March 21, 1931 – November 01, 2009
Countries: Italy
Place of Birth: Milan, Italy
Place of Death: Milan, Italy

Alda Merini (Milan, 21 March 1931 – Milan, 1 November 2009) was an Italian writer and poet. Merini was quite young when, as a poet, she gained the attention and the admiration of other Italian writers, such as Giorgio Manganelli, Salvatore Quasimodo and Pier Paolo Pasolini. Her writing style is described as intense, passionate and mystic, and it bears an influence from Rainer Maria Rilke.
Some of her poems concern her time in a mental home (1964 to the late 1970s) and are often of a long and dramatic nature.
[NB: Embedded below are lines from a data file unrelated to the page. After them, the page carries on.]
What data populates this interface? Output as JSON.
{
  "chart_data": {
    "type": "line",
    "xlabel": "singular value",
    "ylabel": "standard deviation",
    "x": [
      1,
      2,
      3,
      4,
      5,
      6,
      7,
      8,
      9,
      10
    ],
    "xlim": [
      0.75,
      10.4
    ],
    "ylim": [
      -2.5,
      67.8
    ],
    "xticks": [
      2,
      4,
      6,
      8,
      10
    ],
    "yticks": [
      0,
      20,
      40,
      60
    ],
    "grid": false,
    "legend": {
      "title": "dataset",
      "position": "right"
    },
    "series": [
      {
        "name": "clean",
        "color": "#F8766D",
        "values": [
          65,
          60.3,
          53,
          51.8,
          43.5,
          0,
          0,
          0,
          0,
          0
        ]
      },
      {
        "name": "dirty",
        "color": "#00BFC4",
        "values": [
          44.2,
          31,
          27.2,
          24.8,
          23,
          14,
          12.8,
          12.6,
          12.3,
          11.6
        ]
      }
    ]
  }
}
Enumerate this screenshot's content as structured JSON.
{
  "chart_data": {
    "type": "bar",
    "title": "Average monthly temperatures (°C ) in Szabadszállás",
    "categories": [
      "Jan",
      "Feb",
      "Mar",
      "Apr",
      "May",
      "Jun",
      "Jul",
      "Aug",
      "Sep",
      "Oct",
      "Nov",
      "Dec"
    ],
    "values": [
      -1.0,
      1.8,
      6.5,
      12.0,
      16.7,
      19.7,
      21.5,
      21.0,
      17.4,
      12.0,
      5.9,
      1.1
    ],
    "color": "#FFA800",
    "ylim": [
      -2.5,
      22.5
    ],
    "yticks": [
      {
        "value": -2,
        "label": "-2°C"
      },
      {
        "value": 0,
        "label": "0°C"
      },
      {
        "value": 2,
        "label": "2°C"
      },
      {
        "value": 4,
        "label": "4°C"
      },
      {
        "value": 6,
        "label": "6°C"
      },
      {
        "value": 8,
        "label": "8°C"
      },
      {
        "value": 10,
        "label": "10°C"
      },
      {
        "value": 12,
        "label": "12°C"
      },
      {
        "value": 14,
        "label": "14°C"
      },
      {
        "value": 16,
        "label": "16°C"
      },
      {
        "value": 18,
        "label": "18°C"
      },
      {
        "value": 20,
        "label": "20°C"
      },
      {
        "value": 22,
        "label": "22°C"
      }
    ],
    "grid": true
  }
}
She explores the "otherness" of madness as part of creative expression. The poem "The other truth. Diary of a dropout" (L'altra verità. Diario di una diversa) is considered by some as her masterpiece, Scheiwiller, 1986.
In 1996 she was nominated by the "Académie Francaise" as candidate for the Nobel Prize in Literature.
In 2007 she won the Elsa Morante Ragazzi Award with Alda e Io – Favole written in cooperation with the fable writer Sabatino Scia. Giorgio Napolitano then President of the Italian Republic described her, at her death, as an "inspired and limpid poetic voice."